Mr. Hodgkins never saw the little shanty in the city down by the railroad-tracks and the river, where the seven children were packed in like sardines. He never knew how hard was Mrs. Mulvaney's life when she washed clothes from morning until night, merely to keep the seven from starving, so of course he didn't realize that after a few months in the country, a great change had come over the family. At last they were folks.
While Mr. Hodgkins ate his dinner that day, the Mulvaneys gathered for the first time in their lives around a tablecloth, and if the cloth happened to be one of the new sheets folded in half what difference did it make?
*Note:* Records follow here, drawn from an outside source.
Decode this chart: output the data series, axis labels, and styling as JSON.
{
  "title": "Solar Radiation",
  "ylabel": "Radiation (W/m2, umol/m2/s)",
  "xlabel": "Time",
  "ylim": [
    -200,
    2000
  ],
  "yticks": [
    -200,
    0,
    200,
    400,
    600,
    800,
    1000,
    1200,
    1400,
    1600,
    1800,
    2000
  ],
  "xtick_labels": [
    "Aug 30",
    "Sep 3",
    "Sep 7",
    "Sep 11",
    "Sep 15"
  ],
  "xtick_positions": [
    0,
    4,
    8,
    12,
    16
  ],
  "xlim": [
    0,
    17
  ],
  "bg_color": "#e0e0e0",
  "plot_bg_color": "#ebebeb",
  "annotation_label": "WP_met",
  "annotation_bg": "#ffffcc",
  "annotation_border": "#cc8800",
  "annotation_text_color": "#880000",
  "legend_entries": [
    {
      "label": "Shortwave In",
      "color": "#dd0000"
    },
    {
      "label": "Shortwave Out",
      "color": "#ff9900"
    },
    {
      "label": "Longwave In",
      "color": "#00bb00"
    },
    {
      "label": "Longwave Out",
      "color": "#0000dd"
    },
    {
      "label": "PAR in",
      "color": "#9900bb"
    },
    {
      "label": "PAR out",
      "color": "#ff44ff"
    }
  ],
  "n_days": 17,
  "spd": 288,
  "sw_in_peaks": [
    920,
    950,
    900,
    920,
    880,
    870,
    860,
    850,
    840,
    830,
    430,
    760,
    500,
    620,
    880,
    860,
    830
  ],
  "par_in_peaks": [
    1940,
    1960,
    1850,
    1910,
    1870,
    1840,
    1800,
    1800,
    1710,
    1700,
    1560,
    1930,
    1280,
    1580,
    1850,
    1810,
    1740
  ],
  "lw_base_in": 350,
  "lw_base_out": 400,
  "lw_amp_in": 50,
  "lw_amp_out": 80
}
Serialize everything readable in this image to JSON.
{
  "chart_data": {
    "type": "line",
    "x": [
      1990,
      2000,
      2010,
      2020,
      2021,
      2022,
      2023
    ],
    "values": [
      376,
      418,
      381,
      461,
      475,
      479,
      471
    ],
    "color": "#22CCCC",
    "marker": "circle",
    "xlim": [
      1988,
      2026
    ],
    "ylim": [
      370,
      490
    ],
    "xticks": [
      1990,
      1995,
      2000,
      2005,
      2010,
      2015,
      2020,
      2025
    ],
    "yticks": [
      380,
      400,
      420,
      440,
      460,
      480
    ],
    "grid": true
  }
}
"We've got to begin to practise putting on style without losing no more time," declared Mrs. Mulvaney, "and, Chinky, you tell Hannah to ask Sally Brown to come over first chance she gets, and show you young ones table manners. You've got to learn 'em. I may want to ask company in to tea before long, and we don't want no pigs to the table. Watch out, there, Stubbins, you've got your elbow in the butter. If you want something you can't reach, don't climb up on the table after it, that ain't manners. Take your fork and reach over for it this way, do you see?"
"Thay, ma, what if I wath after thyrup! Th'pothe I could hook into that with a fork? Oh, ouw, oh, thay, don't thlap me again. Oh, ouw, thay! I'll be good, I'll be good!"